Expert panel meets to discuss problems with Japan’s technical trainee program for foreign nationals

The Yomiuri Shimbun
Panel chairman Akihiko Tanaka, second from left, addresses other panel members at the Justice Ministry on Wednesday.

An expert panel has held its first meeting to review a technical internship program for foreign nationals in Japan, including whether the program should be abolished or be reorganized.

The program is meant to foster human resources in developing countries, but critics have said it is being used as a way to secure manpower in industries with severe working environments. The panel, which held its first meeting at the Justice Ministry on Wednesday, is scheduled to compile an interim report around next spring and a final report around autumn, after interviewing related organizations.

The technical internship program started in 1993 as part of efforts to contribute to international society by transferring Japanese technology to developing countries. It allows foreign trainees to work for up to five years in 86 occupations, including construction and food manufacturing.

After completing their training in Japan, participants are supposed to return to their home countries. As of the end of June, about 320,000 foreigners were staying in Japan under the program, accounting for 10% of the about 2.96 million foreign residents overall.

However, low wages and poor working environments have been revealed, leading to accusations that the program’s stated purpose is at odds with the actual situation. Many trainees have disappeared — about 7,000 last year alone.

In response to this situation, then Justice Minister Yoshihisa Furukawa held study sessions starting in February at the Justice Ministry. On Nov. 22, a ministerial meeting held to discuss the acceptance of and coexistence with foreign personnel decided to establish the expert panel.

In addition to the technical internship program, the panel will also review a “specified skilled workers” program that was introduced in 2019 and enables foreigners to work in short-staffed businesses.

A draft on themes for discussion was presented at the Wednesday meeting of the expert panel, and it was proposed that panel members examine whether the trainee program should be abolished or reorganized. There were no dissenting opinions to this approach.

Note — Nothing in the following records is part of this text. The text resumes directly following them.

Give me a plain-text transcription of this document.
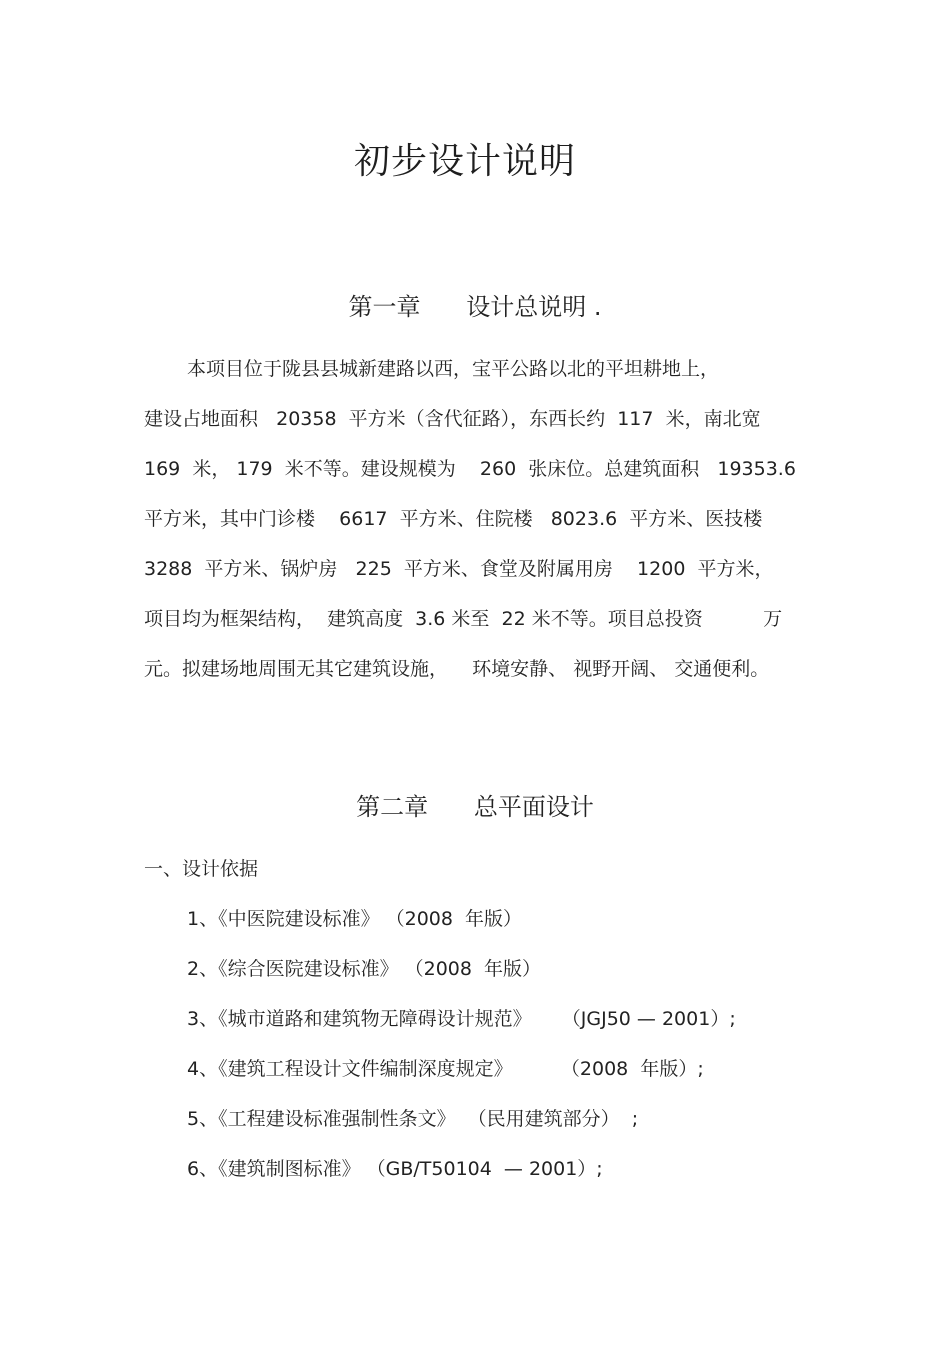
初步设计说明
第一章      设计总说明 .
本项目位于陇县县城新建路以西，宝平公路以北的平坦耕地上，
建设占地面积   20358  平方米（含代征路），东西长约  117  米，南北宽
169  米， 179  米不等。建设规模为    260  张床位。总建筑面积   19353.6
平方米，其中门诊楼    6617  平方米、住院楼   8023.6  平方米、医技楼
3288  平方米、锅炉房   225  平方米、食堂及附属用房    1200  平方米，
项目均为框架结构，  建筑高度  3.6 米至  22 米不等。项目总投资          万
元。拟建场地周围无其它建筑设施，    环境安静、 视野开阔、 交通便利。
第二章      总平面设计
一、设计依据
1、《中医院建设标准》 （2008  年版）
2、《综合医院建设标准》 （2008  年版）
3、《城市道路和建筑物无障碍设计规范》     （JGJ50 — 2001）;
4、《建筑工程设计文件编制深度规定》        （2008  年版）;
5、《工程建设标准强制性条文》  （民用建筑部分）  ;
6、《建筑制图标准》 （GB/T50104  — 2001）;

The panel will also consider whether the technical internship program should be integrated with the specified skilled workers program. Another topic is expected to be how supervisory bodies should monitor the companies where trainees work.

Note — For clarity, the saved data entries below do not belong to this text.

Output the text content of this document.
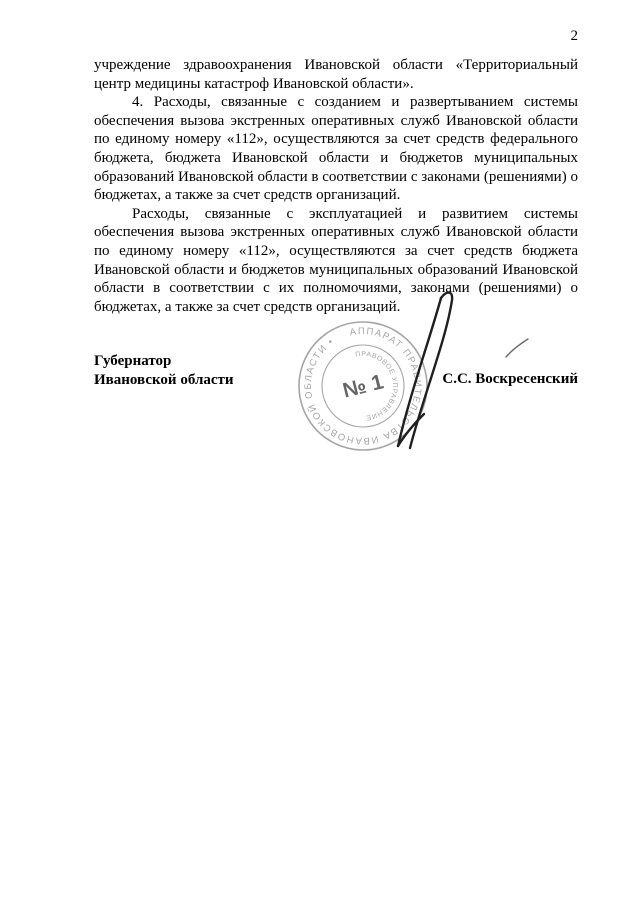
2

учреждение здравоохранения Ивановской области «Территориальный центр медицины катастроф Ивановской области».

4. Расходы, связанные с созданием и развертыванием системы обеспечения вызова экстренных оперативных служб Ивановской области по единому номеру «112», осуществляются за счет средств федерального бюджета, бюджета Ивановской области и бюджетов муниципальных образований Ивановской области в соответствии с законами (решениями) о бюджетах, а также за счет средств организаций.

Расходы, связанные с эксплуатацией и развитием системы обеспечения вызова экстренных оперативных служб Ивановской области по единому номеру «112», осуществляются за счет средств бюджета Ивановской области и бюджетов муниципальных образований Ивановской области в соответствии с их полномочиями, законами (решениями) о бюджетах, а также за счет средств организаций.

АППАРАТ ПРАВИТЕЛЬСТВА ИВАНОВСКОЙ ОБЛАСТИ •
ПРАВОВОЕ УПРАВЛЕНИЕ
№ 1
Губернатор
Ивановской области	С.С. Воскресенский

“It’s clear there’s a discrepancy between the purpose of the training program and the actual situation,” a panel member said during the meeting. “There are structural problems that are leading to human rights violations.”

Another member said, “The program does also support [Japan’s] contributions to international society,” in reference to the trainees being able to improve their skills in Japan.

Panel chair Akihiko Tanaka, president of the Japan International Cooperation Agency, said, “We want to hold thorough discussions and make constructive proposals to the government.”